Endeavour was created to help researchers involved in genomic studies, in particular gene expression studies, who are swamped by lists of candidate genes that are time-consuming to prioritize.
Drawing upon a "data warehouse" of genomic data culled from several publically available data repositories, the software compares candidate gene lists with test genes, and ranks the genes accordingly.
"We are taking a set of candidate genes and looking at what information is available for those genes," Moreau said. "We compare these candidate genes to [compare against, for instance] a set of known genes for certain disorder to rank the candidates."
Data sources include ontologies and annotations, protein-protein interactions, cis-regulatory information, gene-expression data sets, sequence information, and text-mining data.
Moreau said that his team at Leuven regularly updates Endeavour three times a year to include all the background databases, creating a local data warehouse that can be accessed by users.
[ pagebreak ]
While the Leuven team’s expertise has been in prioritizing genes from array-based gene expression studies, Moreau said that Endeavour is useful for other applications. For example, team member Leon-Charles Tranchevent discussed the use of Endeavour with array comparative genomic hybridization data at the Wellcome Trust Sanger Institute-hosted Genomic Disorders conference, held in Cambridge, UK, last month.
"In general, for whatever procedure that led you to the list of genes to sort out, this method would be applicable," Moreau said.
He cited a paper authored in 2007 by researchers at the Max Plank Institute for Biochemistry that used mass spectrometry to identify adipocyte proteins. Adipocytes are considered to be central players in energy metabolism and are related to obesity.
In the paper, the authors compared their mass-spec data to existing array data using Endeavour, and were able to associate a number of factors with vesicle transport in response to insulin stimulation, a function of adipocytes.

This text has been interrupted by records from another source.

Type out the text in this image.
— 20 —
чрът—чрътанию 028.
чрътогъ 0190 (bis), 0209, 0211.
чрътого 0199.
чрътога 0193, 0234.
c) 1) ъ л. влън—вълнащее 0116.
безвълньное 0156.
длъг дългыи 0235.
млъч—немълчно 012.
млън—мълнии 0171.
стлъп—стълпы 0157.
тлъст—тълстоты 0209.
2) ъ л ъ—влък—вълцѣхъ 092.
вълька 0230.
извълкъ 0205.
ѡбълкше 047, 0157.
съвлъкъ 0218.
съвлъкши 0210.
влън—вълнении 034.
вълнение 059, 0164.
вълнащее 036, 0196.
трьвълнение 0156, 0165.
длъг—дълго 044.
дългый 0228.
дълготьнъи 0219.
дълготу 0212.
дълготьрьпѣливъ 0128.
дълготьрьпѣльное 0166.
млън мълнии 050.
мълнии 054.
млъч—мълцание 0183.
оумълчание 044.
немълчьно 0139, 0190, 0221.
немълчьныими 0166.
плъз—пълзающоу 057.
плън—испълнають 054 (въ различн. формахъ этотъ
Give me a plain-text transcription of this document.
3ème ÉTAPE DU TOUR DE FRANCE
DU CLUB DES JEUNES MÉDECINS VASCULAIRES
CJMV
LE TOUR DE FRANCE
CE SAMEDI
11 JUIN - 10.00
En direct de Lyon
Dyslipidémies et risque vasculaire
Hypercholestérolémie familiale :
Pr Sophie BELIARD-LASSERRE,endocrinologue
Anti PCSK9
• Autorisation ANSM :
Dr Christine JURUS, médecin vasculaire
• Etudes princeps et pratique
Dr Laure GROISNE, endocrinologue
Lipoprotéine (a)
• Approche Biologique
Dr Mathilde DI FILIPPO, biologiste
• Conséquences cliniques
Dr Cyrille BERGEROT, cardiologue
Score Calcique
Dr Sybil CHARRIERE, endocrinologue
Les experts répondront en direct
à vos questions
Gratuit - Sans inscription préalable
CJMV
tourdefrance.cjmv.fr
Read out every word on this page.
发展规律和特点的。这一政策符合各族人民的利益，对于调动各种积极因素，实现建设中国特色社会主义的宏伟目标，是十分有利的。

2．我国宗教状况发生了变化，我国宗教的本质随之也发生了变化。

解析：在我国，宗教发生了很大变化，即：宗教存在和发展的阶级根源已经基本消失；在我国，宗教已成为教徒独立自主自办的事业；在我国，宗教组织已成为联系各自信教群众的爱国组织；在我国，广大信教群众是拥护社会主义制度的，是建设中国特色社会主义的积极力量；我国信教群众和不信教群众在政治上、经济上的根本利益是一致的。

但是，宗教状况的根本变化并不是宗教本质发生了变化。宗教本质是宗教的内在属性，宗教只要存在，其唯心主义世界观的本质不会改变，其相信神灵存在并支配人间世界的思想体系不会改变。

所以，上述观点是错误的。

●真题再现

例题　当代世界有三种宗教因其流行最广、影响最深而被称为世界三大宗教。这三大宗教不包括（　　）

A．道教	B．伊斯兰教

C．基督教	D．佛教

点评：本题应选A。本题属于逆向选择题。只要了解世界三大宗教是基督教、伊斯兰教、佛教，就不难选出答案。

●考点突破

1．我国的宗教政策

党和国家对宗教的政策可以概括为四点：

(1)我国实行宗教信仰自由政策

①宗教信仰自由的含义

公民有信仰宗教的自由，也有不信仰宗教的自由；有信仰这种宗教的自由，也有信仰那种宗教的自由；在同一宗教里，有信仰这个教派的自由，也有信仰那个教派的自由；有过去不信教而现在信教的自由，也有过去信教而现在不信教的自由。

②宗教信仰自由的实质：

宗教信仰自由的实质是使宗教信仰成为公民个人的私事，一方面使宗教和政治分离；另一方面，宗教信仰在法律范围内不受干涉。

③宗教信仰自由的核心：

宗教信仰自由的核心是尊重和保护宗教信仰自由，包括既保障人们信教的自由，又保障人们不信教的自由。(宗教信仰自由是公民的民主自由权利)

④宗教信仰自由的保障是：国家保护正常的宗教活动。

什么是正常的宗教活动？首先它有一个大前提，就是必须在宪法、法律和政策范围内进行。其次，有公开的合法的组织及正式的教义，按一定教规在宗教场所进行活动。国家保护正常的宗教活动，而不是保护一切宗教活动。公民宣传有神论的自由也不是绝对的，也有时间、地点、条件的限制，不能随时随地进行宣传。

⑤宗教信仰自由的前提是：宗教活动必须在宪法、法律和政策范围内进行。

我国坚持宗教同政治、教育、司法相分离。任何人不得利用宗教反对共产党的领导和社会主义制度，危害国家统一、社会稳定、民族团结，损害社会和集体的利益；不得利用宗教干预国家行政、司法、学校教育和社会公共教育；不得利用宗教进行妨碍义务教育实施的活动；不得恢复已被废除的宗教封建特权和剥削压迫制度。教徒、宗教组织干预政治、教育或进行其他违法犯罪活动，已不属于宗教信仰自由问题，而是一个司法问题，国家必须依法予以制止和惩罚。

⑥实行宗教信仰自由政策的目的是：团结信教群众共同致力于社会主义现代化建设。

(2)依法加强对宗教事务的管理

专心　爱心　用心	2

[Adachi J, et al. In-depth analysis of the adipocyte proteome by mass spectrometry and bioinformatics. Molecular & Cellular Proteomics. 2007 Jul;6(7):1257-73.]

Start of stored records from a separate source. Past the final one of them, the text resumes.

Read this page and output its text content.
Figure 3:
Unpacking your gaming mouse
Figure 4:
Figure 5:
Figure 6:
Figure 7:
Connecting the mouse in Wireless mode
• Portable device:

"From the [Max Plank group’s] proteomics screen, they were able to extract a subset of genes they were interested in in the biological process they were studying," Moreau said. "This is a generic problem that many people in molecular biology are facing: you have a long list and out of that you want to extract a shorter list based on getting a subtype of genes. Endeavour is broadly applicable."
Several other papers have been published demonstrating the use of the tool. Most recently, a PLoS Genetics paper published in January discussed the creation of an Endeavour web application for investigating Drosophila.
And last year, Tranchevent was the lead author on a Nucleic Acids Research paper that described Endeavour’s various functionalities. In the paper, Tranchevent and colleagues tested Endeavour on 32 recent disease gene associations from the literature and described a number of recent independent studies that made use of Endeavour to prioritize candidate genes for obesity and Type II diabetes, cleft lip and cleft palate, and pulmonary fibrosis.
According to Moreau, he and his Katholieke Universiteit colleagues do not plan to launch Endeavour as a commercial product, but instead are increasingly looking to license it to pharma and biotech companies.
"Bioinformatics shops have a hard time making money as it is, so, at this moment in 2009, we don’t think there is a large market to support commercialization," Moreau said. "We are more interested in making this more useful in larger scale set-ups, where we would be able to support a pharma or biotech company that would be interested in these tools."
Moreau said that Leuven already has one such large pharma client using Endeavour and that is interested in other, similar licensing deals. He declined to name the pharma licensee.